The GOP’s star witness of the day, Gov. Barbour, was also highly critical of Democrats for even taking up climate and energy legislation. “It’s hard to believe that at a time when growing our economy is our number one priority Congress is considering a bill that would reduce economic growth,” he said.

Barbour, who previously represented energy giant Southern Company as a lobbyist, is considered a potential candidate for the Republican presidential nomination in 2012.

Next up

Like last year, the much bigger challenge will be securing enough votes to pass a climate bill in the full Senate, where debate is expected to begin in the fall.
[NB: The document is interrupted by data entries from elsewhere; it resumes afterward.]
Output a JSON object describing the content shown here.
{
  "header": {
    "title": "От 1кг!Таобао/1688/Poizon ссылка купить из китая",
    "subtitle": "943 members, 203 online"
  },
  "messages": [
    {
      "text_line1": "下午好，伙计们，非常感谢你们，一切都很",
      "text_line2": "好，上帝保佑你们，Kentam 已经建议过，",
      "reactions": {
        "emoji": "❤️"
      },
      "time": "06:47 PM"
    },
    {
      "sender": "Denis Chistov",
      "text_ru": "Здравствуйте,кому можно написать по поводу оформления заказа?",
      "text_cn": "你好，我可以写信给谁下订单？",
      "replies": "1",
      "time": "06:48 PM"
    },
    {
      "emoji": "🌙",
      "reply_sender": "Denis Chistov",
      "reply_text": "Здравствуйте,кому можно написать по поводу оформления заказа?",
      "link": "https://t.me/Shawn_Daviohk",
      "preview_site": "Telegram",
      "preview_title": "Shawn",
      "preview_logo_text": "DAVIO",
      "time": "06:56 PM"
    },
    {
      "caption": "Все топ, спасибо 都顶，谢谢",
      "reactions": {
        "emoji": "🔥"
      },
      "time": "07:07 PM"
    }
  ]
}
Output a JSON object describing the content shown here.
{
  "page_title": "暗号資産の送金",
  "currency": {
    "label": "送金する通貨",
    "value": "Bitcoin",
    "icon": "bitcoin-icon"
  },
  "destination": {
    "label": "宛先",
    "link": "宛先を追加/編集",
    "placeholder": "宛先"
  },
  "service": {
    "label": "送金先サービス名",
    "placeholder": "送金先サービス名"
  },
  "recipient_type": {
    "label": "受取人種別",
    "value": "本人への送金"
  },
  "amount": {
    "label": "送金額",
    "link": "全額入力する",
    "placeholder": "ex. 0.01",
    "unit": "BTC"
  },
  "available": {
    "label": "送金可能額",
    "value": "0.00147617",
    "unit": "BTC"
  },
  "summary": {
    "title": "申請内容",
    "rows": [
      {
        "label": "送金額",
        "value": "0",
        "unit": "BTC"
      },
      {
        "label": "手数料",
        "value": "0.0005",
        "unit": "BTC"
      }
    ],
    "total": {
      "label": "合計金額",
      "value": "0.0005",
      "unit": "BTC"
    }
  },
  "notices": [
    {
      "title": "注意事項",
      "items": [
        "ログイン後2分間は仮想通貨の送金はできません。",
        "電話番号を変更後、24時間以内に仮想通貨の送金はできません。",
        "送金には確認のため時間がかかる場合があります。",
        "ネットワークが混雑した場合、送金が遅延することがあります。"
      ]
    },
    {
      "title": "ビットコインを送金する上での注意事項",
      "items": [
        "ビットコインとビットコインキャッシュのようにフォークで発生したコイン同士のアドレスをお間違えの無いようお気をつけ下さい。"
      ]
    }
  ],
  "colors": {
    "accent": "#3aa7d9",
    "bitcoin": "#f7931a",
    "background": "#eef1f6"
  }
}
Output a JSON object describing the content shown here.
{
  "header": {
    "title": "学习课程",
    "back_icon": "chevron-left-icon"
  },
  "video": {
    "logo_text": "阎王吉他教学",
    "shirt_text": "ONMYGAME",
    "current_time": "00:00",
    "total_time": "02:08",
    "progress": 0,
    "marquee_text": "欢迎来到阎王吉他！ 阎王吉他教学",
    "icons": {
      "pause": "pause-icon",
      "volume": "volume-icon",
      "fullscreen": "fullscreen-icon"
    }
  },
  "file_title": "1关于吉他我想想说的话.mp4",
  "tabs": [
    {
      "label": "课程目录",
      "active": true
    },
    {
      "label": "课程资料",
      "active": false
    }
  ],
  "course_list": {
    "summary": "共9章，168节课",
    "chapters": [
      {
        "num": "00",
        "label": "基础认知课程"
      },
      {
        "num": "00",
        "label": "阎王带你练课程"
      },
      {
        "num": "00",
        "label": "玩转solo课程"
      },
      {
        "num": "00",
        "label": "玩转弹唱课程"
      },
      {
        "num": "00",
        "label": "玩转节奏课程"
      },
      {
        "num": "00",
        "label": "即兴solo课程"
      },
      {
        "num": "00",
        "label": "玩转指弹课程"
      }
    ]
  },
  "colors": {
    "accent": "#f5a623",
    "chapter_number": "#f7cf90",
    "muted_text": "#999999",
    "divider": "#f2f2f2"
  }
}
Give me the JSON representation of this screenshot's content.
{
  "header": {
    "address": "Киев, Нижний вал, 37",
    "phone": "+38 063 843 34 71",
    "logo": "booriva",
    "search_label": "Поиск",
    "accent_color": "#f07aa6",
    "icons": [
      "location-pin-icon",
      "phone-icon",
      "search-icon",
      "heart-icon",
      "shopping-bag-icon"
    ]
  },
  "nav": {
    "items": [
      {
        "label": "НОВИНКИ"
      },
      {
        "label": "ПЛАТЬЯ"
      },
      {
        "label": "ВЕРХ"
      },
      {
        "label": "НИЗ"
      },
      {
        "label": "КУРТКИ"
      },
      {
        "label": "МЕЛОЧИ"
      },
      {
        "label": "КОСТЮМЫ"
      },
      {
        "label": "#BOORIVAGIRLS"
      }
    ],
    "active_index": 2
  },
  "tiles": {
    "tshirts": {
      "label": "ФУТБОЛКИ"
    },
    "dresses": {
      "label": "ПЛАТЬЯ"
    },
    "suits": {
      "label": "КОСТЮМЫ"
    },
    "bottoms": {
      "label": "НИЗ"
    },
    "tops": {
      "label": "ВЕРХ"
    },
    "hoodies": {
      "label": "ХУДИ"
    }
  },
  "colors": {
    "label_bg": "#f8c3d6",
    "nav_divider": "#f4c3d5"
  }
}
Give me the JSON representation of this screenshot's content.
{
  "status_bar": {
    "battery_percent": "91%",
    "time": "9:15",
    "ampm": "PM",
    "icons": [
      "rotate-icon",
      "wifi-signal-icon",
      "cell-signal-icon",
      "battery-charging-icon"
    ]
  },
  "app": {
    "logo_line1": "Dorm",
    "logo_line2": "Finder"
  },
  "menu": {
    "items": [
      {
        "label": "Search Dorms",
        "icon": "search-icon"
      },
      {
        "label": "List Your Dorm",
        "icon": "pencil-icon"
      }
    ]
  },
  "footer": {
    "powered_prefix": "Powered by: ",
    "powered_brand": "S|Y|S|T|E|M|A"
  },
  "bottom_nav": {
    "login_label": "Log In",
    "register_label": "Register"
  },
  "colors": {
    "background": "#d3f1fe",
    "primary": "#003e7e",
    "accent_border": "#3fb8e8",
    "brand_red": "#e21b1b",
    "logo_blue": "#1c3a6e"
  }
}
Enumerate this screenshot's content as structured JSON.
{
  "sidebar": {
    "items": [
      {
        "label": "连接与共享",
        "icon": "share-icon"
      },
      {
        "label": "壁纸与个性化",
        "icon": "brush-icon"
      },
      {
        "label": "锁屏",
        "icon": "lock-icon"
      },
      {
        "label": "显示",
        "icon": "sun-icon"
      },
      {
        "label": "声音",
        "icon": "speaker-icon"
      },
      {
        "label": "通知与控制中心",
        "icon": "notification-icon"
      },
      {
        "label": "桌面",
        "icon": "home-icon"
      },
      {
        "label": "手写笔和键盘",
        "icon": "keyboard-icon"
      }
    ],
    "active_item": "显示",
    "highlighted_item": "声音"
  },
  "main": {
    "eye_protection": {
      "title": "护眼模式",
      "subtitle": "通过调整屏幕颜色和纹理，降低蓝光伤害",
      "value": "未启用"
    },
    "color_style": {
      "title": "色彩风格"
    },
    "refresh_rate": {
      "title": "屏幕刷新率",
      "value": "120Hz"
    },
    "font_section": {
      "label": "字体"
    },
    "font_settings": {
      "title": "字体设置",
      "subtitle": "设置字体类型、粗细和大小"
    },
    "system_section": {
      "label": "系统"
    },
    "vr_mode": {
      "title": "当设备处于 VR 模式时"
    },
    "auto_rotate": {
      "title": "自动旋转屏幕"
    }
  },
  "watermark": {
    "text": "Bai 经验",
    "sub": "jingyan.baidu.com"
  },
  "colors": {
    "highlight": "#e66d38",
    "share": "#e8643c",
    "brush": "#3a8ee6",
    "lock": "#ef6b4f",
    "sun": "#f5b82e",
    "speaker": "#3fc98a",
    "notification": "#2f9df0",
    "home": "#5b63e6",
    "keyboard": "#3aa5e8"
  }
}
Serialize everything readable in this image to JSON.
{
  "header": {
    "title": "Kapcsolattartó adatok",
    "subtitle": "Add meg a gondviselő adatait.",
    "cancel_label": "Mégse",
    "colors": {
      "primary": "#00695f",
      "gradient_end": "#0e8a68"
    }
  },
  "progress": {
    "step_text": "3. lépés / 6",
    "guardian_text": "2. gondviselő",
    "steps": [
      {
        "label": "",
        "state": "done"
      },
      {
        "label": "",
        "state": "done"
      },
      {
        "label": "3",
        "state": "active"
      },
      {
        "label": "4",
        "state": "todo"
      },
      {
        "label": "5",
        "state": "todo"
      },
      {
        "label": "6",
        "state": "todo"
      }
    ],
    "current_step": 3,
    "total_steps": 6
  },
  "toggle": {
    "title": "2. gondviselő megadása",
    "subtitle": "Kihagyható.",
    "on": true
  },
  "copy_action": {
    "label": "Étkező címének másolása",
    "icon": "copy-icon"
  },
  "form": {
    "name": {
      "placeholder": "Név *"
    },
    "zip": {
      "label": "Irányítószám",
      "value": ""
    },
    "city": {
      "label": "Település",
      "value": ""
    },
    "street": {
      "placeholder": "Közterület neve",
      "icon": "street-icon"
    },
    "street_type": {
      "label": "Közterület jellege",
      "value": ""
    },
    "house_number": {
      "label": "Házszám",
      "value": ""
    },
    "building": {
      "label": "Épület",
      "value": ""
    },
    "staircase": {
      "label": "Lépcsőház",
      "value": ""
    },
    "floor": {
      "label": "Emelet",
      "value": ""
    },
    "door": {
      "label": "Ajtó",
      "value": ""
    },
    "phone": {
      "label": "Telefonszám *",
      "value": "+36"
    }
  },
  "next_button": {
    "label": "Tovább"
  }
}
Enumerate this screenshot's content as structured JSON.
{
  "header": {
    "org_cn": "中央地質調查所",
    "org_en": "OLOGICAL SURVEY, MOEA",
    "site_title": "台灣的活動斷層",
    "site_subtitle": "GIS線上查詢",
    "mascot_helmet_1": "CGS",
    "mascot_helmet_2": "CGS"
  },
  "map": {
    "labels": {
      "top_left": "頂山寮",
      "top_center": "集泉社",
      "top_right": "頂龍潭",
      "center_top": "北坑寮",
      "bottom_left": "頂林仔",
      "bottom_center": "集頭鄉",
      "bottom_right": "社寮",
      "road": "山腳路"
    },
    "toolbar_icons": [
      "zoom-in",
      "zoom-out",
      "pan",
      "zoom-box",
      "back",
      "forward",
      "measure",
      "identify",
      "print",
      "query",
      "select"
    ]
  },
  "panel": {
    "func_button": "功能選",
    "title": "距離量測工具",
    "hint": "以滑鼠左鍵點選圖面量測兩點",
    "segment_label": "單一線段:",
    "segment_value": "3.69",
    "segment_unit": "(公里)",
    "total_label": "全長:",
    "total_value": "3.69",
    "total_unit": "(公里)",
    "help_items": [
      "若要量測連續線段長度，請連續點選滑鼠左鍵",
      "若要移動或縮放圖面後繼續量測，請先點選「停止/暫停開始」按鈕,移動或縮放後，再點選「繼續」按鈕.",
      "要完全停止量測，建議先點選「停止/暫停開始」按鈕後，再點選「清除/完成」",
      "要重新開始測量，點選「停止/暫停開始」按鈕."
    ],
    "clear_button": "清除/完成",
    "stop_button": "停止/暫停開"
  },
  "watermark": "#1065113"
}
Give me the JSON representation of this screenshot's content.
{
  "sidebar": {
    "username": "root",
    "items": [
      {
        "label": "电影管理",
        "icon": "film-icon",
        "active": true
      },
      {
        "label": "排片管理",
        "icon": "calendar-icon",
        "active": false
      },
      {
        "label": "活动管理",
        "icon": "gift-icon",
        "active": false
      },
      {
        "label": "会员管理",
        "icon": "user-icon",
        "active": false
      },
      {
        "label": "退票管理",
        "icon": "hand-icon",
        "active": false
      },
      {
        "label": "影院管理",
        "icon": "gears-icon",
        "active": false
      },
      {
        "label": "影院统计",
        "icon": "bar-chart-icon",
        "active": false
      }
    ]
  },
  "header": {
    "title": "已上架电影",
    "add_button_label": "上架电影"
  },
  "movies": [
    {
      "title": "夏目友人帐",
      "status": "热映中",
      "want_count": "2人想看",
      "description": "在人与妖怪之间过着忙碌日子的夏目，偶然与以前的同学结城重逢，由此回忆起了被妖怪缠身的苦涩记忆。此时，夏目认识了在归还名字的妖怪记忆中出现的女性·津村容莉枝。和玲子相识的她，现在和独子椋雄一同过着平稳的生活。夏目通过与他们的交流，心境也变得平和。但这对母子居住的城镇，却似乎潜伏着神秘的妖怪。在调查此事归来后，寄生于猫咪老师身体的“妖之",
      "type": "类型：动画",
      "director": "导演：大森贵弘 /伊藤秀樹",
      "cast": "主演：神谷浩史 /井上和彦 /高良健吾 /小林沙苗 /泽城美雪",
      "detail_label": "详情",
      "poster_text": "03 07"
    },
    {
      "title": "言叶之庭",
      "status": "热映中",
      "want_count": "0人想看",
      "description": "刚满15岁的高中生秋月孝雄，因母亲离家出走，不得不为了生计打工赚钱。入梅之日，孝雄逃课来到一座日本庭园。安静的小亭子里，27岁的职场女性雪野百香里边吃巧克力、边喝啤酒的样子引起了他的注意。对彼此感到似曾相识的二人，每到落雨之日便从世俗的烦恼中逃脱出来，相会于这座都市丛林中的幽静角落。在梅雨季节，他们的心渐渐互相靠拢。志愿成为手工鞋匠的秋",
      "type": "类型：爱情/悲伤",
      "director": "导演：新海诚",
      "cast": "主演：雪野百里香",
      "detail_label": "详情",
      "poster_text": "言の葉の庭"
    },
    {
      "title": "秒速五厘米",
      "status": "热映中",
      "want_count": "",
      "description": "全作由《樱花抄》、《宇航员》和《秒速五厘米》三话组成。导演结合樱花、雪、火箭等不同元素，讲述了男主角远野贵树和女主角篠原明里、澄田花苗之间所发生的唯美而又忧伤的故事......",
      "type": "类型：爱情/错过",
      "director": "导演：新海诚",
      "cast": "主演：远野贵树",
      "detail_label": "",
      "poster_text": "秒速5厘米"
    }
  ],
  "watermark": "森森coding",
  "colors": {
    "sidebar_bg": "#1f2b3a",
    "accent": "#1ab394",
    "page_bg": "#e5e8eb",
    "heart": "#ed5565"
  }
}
Senate Majority Leader Harry Reid has set a deadline of Sept. 18 for committees with jurisdiction over the elements of climate and energy legislation to complete their work, and a vote is expected sometime after that. Other committees expected to take up components of a climate and energy bill include Foreign Relations; Finance; Agriculture, Nutrition, and Forestry; and Health, Education, Labor and Pensions. The Energy and Natural Resources panel approved an energy package last month that covers most of what would fall under its jurisdiction.

Boxer’s EPW will hold several more hearings over the next weeks on the details of climate legislation. On Thursday, the EPW’s Subcommittee on Clean Air and Nuclear Safety will hold a hearing on the Clean Air Act. There is no specific time frame yet for when we will see a bill.